Je ne vais donc pas vous présenter la « meilleure sicav du monde », concept éminemment subjectif qui n’est pas à même de rencontrer les besoins de chaque investisseur individuel, par nature, uniques.
Mais si vous me demandez de vous renseigner une sicav actions qui aurait ma préférence, à savoir un produit dont la philosophie de placement est cohérente avec mes chroniques (et donc, avec mes convictions financières), alors je peux vous l’indiquer.
Et puisque je ne peux rien vous refuser, ce produit est en réalité double, vu qu’il a une composante américaine et une composante non-américaine (pays développés). Il s’agit d’une part de « US Small Cap Value Portfolio » et d’autre part de « International Small Cap Value Portfolio » (hors Etats-Unis), toutes deux gérées et commercialisées par l’américain Dimensional Fund Advisors. Vous trouverez facilement des fiches descriptives de ces deux sicav via votre moteur de recherche préféré.
Pourquoi ces deux-là ?
Tout d’abord parce qu’il s’agit de sicav internationales. Un des grands torts des investisseurs est de rester trop dépendants de leurs marchés locaux. Visez le monde et non pas l’Hexagone ! Ensuite, et ceci est crucial, il s’agit de sicav investissant dans des actions de petite capitalisation (« small cap ») et présentant de faibles ratios de valorisation (« value »). Ce faisant, elles combinent les deux éléments dont il a été montré, sur longue période, qu’ils permettaient de surperformer la Bourse. Jetez un œil sur leurs performances (en dollars) : sur quelque vingt ans d’existence, la version américaine a rapporté un rendement annuel moyen de 12,9% (contre un indice de référence rapportant 10,88%) tandis que la version internationale a généré un rendement annuel moyen de 8,28% (contre un indice de référence générant 4,27%).

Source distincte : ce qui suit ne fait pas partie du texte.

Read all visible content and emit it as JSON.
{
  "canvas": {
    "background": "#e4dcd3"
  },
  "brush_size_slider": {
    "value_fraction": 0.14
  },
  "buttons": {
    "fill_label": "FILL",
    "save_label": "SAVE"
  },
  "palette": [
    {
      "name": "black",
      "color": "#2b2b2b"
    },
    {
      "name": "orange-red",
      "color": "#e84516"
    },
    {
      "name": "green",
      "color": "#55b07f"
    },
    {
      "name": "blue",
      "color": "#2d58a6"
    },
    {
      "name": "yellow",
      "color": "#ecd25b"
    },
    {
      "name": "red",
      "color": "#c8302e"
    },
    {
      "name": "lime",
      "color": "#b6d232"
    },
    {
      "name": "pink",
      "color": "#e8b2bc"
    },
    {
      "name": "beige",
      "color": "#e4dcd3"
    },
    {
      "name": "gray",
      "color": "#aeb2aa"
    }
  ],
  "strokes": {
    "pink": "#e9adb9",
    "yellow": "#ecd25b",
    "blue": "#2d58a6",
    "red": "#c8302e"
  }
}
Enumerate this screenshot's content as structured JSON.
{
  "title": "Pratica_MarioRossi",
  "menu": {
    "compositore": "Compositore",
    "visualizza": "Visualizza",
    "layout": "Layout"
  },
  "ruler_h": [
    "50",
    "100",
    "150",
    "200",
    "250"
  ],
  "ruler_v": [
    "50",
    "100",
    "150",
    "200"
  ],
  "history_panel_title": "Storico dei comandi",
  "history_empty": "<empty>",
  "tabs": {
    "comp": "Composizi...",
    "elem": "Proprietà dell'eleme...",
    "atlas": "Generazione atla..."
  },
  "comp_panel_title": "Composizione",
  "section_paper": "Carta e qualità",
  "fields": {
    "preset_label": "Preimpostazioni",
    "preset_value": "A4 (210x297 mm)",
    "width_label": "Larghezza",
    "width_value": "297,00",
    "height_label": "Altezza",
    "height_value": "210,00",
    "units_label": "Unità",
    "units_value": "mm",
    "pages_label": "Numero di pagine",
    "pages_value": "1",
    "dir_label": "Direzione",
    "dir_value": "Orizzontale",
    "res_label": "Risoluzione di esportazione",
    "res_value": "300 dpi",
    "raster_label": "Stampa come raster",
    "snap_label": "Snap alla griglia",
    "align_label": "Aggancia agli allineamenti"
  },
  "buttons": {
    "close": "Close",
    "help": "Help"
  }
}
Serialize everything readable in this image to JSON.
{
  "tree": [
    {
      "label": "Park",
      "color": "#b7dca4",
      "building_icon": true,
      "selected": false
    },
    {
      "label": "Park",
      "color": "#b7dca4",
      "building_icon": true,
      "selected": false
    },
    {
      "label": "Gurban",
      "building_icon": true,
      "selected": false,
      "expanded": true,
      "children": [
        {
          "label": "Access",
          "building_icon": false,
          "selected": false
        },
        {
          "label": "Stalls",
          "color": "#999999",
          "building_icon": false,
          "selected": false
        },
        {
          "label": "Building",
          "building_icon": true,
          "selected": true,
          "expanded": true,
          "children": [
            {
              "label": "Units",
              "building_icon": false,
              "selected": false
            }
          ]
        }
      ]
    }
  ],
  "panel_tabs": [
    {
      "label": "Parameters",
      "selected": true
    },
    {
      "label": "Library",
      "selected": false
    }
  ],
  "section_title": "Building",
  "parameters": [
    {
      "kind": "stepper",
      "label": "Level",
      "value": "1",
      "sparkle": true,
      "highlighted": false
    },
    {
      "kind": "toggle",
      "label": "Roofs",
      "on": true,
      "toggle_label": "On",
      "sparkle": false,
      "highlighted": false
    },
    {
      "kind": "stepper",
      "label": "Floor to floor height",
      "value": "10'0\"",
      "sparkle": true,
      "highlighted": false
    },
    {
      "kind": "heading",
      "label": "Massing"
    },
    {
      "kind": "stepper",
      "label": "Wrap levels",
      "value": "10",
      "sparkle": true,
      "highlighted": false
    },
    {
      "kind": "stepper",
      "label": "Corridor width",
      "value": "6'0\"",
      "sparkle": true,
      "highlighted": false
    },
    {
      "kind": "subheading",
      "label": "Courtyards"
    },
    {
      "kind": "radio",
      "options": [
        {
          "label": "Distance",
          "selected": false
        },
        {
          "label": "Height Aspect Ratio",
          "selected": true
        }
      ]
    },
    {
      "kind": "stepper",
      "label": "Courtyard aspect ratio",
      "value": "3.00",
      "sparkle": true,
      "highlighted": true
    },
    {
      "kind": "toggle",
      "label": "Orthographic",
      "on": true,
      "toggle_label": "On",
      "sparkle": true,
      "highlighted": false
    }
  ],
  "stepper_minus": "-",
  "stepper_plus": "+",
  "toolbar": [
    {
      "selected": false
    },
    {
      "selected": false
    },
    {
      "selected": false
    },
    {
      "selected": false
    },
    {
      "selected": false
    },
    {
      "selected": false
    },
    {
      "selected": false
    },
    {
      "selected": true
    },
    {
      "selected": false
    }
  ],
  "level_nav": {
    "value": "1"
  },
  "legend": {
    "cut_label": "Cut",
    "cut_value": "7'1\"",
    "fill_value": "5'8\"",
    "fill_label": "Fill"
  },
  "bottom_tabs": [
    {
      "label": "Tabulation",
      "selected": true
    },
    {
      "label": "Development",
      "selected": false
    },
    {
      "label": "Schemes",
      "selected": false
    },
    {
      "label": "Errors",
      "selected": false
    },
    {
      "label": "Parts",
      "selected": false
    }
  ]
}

Peut-être, me direz-vous, mais ne sont-ce pas là des performances arrachées au prix d’un risque plus élevé ? Pas vraiment ! Si on examine toutes les périodes de 5 ans depuis l’apparition de ces sicav (si vous ne pouvez pas garder vos avoirs immobilisés pour 5 ans, alors n’investissez pas en actions), la pire perte opérée par la version américaine a été de 8,2% tandis que celle opérée par la version internationale a été de seulement 6,71%. Dans les deux cas, ce n’est pas la mer à boire. Faut-il pour autant regretter que ces produits ne privilégient pas les actions les moins volatiles de leur univers particulier ? Je vous ai en effet montré par le passé que les actions les moins risquées étaient aussi souvent celles qui performaient le mieux en Bourse. Alors, oui, peut-être bien, c’est un regret, c’est vrai. Mais le nombre élevé d’actions dans les portefeuilles (1248 du côté américain et 2031 du côté international) assure une bonne diversification et vous évite dès lors une exposition trop forte à l’une ou l’autre entreprise, à l’un ou l’autre secteur ou encore à l’un ou l’autre pays (dans le cas international).
Je vous sens déjà plus intéressés mais encore sceptiques. Car qu’est-ce qui prouve que les performances à l’avenir seront au diapason du passé ? Ah là, vous marquez un point. En effet, rien, absolument rien ne le prouve. Mais l’anomalie boursière constituée par les petites valeurs bon marché, qui ne s’est pas démentie sur longue période, même après avoir été mise en lumière, a toutes les chances, selon moi, de perdurer. Les investisseurs continueront très probablement à privilégier largement les actions de grande capitalisation via des sicav indicées ou des ETFs, poussant ainsi régulièrement les valorisations à des niveaux exagérément élevés, ce qui explique à terme leur performance assez médiocre. Bien entendu, si nous devions entrer dans une période de glaciation boursière généralisée, les performances telles que présentées plus haut ne seront sans doute pas de mise. Mais je ne pense pas que vous risqueriez une catastrophe malgré tout.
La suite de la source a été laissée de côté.